The next two tumors are associated with HIV. There’s bacillary angiomatosis, which is benign, and Kaposi sarcoma, which is malignant. Bacillary angiomatosis is technically not a tumor; it’s an infection caused by the gram negative bacillus, Bartonella henselae. It’s thought that the bacteria enters the intravascular compartment, and releases angiogenic factors that stimulate benign endothelial cell proliferation. Kaposi sarcoma on the other hand is a malignancy of the endothelial and smooth muscle cells caused by human herpesvirus 8, or HHV-8, or by HIV.

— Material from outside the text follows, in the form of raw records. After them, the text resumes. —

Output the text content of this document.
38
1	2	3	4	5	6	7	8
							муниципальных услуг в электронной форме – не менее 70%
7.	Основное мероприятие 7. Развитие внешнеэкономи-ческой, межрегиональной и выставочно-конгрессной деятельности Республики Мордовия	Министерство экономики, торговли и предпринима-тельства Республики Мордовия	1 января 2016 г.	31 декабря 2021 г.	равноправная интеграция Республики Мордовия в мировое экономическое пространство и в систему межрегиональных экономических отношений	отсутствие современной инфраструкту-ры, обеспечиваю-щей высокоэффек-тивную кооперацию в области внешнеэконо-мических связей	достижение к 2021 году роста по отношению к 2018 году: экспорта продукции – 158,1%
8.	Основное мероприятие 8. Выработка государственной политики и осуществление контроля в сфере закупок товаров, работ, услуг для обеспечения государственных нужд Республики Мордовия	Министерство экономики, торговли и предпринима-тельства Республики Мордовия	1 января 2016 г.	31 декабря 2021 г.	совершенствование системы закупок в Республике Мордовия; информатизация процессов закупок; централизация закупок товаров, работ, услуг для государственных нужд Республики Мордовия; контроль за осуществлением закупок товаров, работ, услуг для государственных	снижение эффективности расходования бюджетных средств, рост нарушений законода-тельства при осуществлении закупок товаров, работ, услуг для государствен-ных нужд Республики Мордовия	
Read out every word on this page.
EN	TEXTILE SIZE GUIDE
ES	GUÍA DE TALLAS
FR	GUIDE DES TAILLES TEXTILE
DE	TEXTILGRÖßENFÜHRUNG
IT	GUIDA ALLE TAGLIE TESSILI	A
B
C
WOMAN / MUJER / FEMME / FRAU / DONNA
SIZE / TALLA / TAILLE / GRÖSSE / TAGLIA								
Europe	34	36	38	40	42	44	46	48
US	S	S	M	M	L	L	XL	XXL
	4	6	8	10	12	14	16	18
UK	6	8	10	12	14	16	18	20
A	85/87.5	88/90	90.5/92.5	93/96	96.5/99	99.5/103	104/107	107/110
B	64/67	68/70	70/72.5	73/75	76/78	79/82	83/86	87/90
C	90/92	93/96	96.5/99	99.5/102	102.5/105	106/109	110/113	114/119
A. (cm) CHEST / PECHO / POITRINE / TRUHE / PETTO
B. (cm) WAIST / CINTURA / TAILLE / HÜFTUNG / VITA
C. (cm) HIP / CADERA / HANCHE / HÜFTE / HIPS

It’s still unknown exactly how these viruses cause malignancy. Now, both conditions appear as red-violet papules on the skin. Kaposi sarcoma also tends to affect the buccal mucosa as well as the gastrointestinal and respiratory tracts. So beware of questions that pose Kaposi sarcoma as a case of GI bleeding or hemoptysis. The best way to differentiate the two is microscopically. Bacillary angiomatosis shows gram negative bacilli using Warthin-Starry stain, as well as a neutrophilic infiltrate. On the other hand, Kaposi sarcoma shows spindle shaped tumor cells along with a lymphocytic infiltrate.

Okay, another malignant tumor of the blood vessels is angiosarcoma, which is a cancer of the endothelial lining of the blood vessels. They are more common in older people and affect sun-exposed areas like the head,and neck. If the person has a history of radiation therapy, like for breast cancer, they can also develop. A specific type is hepatic angiosarcoma which is linked to chronic exposure to arsenic in pesticides, polyvinyl chloride, or PVC, a plastic commonly used in industry, and thorotrast, an old contrast medium. A helpful clue is that hepatic angiosarcoma cells express CD31, also called PECAM1, which is normally expressed on the surface of endothelial cells and acts as a binding point for leukocytes. However, in angiosarcoma, CD31 promotes angiogenesis, which is how these tumors develop. This is a way your exams can connect this pathology with normal physiology.